By now, Danielle had crawled back to the wall. Her leg was cramping, the muscles burning from the pain. She pulled out a flare and threw it across the plaza. The flash of the magnesium blinded at first but as the crimson light filled the cave, it exposed one shape sliding into the lake, another animal pulling its damaged body across the stone of the plaza and a third still on the ceiling, scampering away from the scene of the battle, its claws hooking into the crags in the cave’s roof, its back to the lake below.
“Hawker!” Danielle shouted, pointing to the ceiling.
Hawker twisted, sighted the creature and fired. It shrieked in pain—the voice of some tropical bird amplified a thousand times over. Its hind legs lost their grip and it dangled for a second as Hawker fired again. Hit a second time, the animal fell toward the lake, howling in agony. A stream of broken ceiling fragments followed it down as it crashed into the water with a thunderous splash.
Hawker now understood what had happened. The animals had come out of the water, gone up the side walls and stalked the humans from their inverted positions on the ceiling above. The clicking noise was the sound of the animals’ claws grabbing and releasing the stone; the scraping, their stiff bodies sliding between the stalactites and other formations.
He scanned the ragged surface above. Stalactites and other projections guarded the pockmarked surface, making it impossible to search quickly or completely from a single location. His slid sideways, craning his neck around. Twenty feet away McCarter did the same, while Danielle threw out another flare.
As the others searched the ceiling, Verhoven got back on his feet. He’d landed on his wounded hand and it throbbed with a pain beyond anything he could have imagined. The tape holding it to the shotgun had been partially torn, but Verhoven managed to load one more shell before ripping the hand angrily from the pump. He scanned the plaza around him and then glanced briefly at the ceiling above. With no sign of danger, he turned his attention to the cause of his pain; the injured animal wriggling spastically on its side, desperately trying to drag itself to the lake.
Verhoven walked toward it, cursing as he struggled to shake loose the remaining tape. When he reached the creature, he aimed carefully and then blasted a slug through its skull. The thing slumped instantly to the floor.
With great satisfaction, Verhoven lowered the Mossberg. The others were still searching the ceiling. He made another quick scan himself and then a smirk came out. “They’re gone,” he shouted, the buoyancy of a conqueror in his voice. “Dead or gone, take your pick.”
Verhoven had been in more firefights than he could count. Each one had its own unique pace; this battle was no different. With one animal dead, and the others gone, wounded and bleeding back into the lake, he could feel the energy of the fight dissipating already, blowing past like a storm on the wind. He took a final look around, ground level and roof above. They were in the clear. He walked back to Danielle.
“You all right?”
Danielle was sitting, first-aid kit by her side, pouring hydrogen peroxide on the slash across her calf. “I’ll live,” she said, as the peroxide bubbled and foamed.
Verhoven turned to where McCarter and Hawker were systematically checking the ceiling. “Give it up,” Verhoven shouted. “You’re liable to get hurt swinging your necks around like a bunch of bloody pelicans.”
McCarter paused in his search, took a few more peeks, then lowered his rifle and started back toward the others.
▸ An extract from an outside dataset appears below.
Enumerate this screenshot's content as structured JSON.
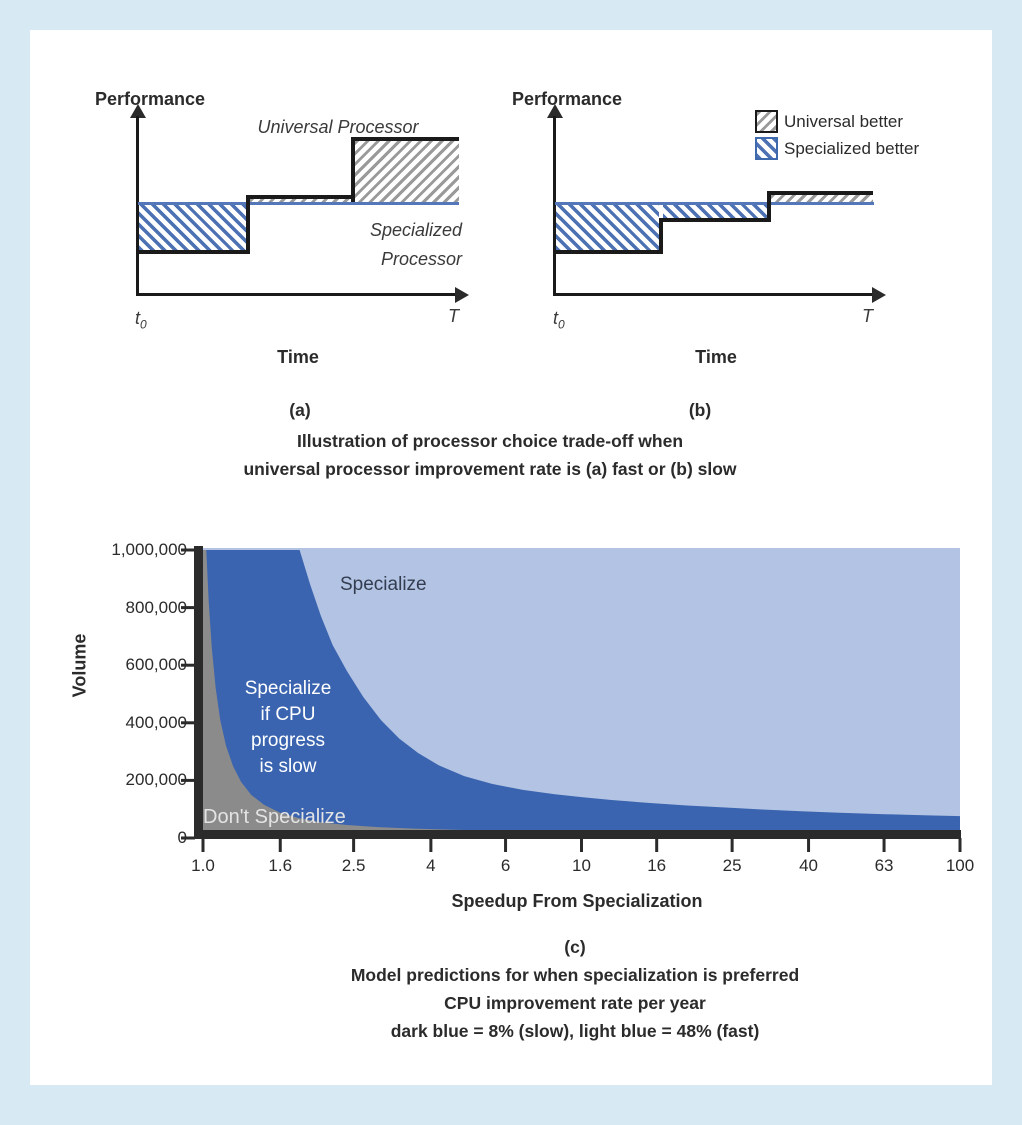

But beyond his position, Hawker continued checking the deeper part of the cave, systematically scanning the shadows between the chandeliers of hanging stone.
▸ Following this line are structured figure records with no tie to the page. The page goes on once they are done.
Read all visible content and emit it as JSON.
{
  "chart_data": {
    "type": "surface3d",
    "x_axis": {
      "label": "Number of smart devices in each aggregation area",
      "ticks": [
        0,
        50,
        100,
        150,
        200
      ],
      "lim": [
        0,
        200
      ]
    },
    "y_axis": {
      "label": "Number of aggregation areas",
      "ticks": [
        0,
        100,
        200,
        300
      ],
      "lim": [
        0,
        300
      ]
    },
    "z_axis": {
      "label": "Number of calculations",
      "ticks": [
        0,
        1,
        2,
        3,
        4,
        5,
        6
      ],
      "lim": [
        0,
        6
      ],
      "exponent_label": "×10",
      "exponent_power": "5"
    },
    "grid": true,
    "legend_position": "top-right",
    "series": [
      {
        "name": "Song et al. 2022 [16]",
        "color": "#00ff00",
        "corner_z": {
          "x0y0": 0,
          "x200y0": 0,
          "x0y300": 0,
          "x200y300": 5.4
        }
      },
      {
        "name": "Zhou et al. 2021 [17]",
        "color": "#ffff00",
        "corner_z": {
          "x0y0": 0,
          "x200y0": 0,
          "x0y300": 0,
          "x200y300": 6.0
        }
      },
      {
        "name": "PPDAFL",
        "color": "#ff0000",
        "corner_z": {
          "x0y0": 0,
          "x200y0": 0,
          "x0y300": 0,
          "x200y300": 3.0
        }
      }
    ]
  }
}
Verhoven laughed. “Paranoid,” he said.
He turned back to Danielle, examining her injury. “A good war wound, that. Make you a nice scar.” Danielle glared at him and Verhoven laughed again, more animated than any of them had seen.
On his way back to the others, McCarter stopped for a closer look at the animal that Verhoven had killed. It lay on its side, very much dead, but still twitching in places. Dark fluids oozed from its wounds and an oddly pungent odor wafted from its body. The smell reminded McCarter of rotting vegetables. At close range the scent was strong enough to compete with the sulfur of the cave.
This animal was smaller than the one that had attacked them on the chain the night before. Maybe half the size. It looked sort of gangly and long in the limbs, almost like a juvenile. He guessed its weight at two hundred pounds, though it had seemed much larger as it dropped toward them.